7. Environment Variables

As this tutorial has already briefly touched on this; environment variables are global constants that can have string/integer values assigned to them to be used elsewhere within the application. The concept is exactly the same if you utilize the .env file within the Laravel application. Again assuming that you have not added any additional packages that require configuration, we need to set the following environment variables:

APP_ENV
APP_KEY
APP_URL
DB_CONNECTION
MAIL_USERNAME
MAIL_PASSWORD

To set a variable with a value, enter the following command:

heroku config:set APP_ENV=production

Go through each variable that is listed above and set a value. Please note the following variables:

  • DB_CONNECTION - This should be set to 'heroku' as that was the name of the new database configuration that was setup in the previous step
  • APP_KEY - This should be a unique key to secure the hashed values within the application. This website offers random "CodeIgniter Encryption Keys" for free. One of those keys will work nicely.
  • APP_URL - The public facing url of your application (ie http://myname.com)

At any given time, the entire list of set environment variables can be viewed either in your account dashboard on Heroku's website or via your shell with this command:

heroku config

8. Commit & Push

NOTE: If the composer.lock file that was automatically generated by by Composer is currently listed within the .gitignore file, remove it. Heroku requires the composer.lock file to be present during deployment.

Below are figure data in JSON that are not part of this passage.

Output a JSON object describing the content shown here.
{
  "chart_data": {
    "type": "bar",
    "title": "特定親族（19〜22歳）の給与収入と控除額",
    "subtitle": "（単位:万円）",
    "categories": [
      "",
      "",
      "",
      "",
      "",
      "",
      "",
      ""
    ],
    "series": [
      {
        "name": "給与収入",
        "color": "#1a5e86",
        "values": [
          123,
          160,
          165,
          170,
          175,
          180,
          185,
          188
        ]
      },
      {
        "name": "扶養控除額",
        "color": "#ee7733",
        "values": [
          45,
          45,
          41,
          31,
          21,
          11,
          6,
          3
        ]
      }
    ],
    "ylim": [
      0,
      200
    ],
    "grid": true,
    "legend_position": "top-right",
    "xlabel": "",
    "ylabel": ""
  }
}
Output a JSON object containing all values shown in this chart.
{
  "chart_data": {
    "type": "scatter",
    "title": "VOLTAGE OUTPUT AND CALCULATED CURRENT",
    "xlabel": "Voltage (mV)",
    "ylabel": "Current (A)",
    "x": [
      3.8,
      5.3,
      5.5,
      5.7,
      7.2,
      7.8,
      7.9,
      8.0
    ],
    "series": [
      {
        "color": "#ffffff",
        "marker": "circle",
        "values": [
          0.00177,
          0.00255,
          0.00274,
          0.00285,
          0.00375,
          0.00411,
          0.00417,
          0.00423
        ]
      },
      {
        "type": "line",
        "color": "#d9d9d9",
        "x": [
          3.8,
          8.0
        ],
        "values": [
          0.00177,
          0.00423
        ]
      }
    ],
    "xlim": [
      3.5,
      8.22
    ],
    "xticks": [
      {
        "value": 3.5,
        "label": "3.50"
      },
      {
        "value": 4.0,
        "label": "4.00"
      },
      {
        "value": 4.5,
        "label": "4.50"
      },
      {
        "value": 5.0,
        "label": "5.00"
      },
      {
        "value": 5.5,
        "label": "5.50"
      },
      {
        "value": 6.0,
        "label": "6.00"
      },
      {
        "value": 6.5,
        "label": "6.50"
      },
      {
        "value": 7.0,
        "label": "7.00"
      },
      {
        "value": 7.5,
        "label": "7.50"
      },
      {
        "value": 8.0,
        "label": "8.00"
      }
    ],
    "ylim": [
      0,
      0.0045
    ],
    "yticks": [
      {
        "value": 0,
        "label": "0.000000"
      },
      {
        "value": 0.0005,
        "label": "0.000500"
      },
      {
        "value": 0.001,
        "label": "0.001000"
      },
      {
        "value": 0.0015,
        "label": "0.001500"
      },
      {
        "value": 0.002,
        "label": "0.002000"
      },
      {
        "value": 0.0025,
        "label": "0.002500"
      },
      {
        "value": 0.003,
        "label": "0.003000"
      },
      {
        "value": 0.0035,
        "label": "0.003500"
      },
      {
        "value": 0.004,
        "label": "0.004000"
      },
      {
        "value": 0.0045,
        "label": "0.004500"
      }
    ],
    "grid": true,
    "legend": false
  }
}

At this point we can commit all (or individually) of the changes that we have made and then push them with:

git push heroku master

Git will now push all of your code and configuration up to Heroku. If this is the first time this has been done, the entire deployment process can take a while. This is because after the initial deployment, if the buildpacks and other dependencies have not changed, Heroku will cache them to speed up the deployment process in the future.

9. Clean-up

Assuming that there were no issues during your deployment (if there were, debug as necessary), Heroku will give you a success message within your shell window. But we are not finished. If you can recall all that we have done with the database, while it has been installed and configured, the migrations have not been run. To do this, we will use the heroku run command in conjunction with the normal Artisan commands. The heroku run command allows you to run shell commands remotely from your machine. So to migrate your database, enter:

heroku run php artisan migrate

Assuming no errors, you can now run your databse seeding (if available):

heroku run php artisan db:seed

10. Finished

Now that everything has been migrated, we can now view the application by entering the following command:

heroku open

This will open a new browser window. It is worth noting that Heroku by default shows all of these windows using the HTTPS prefix; which may cause issues with your images and stylesheets. Simply change it to HTTP and your page should return to normal.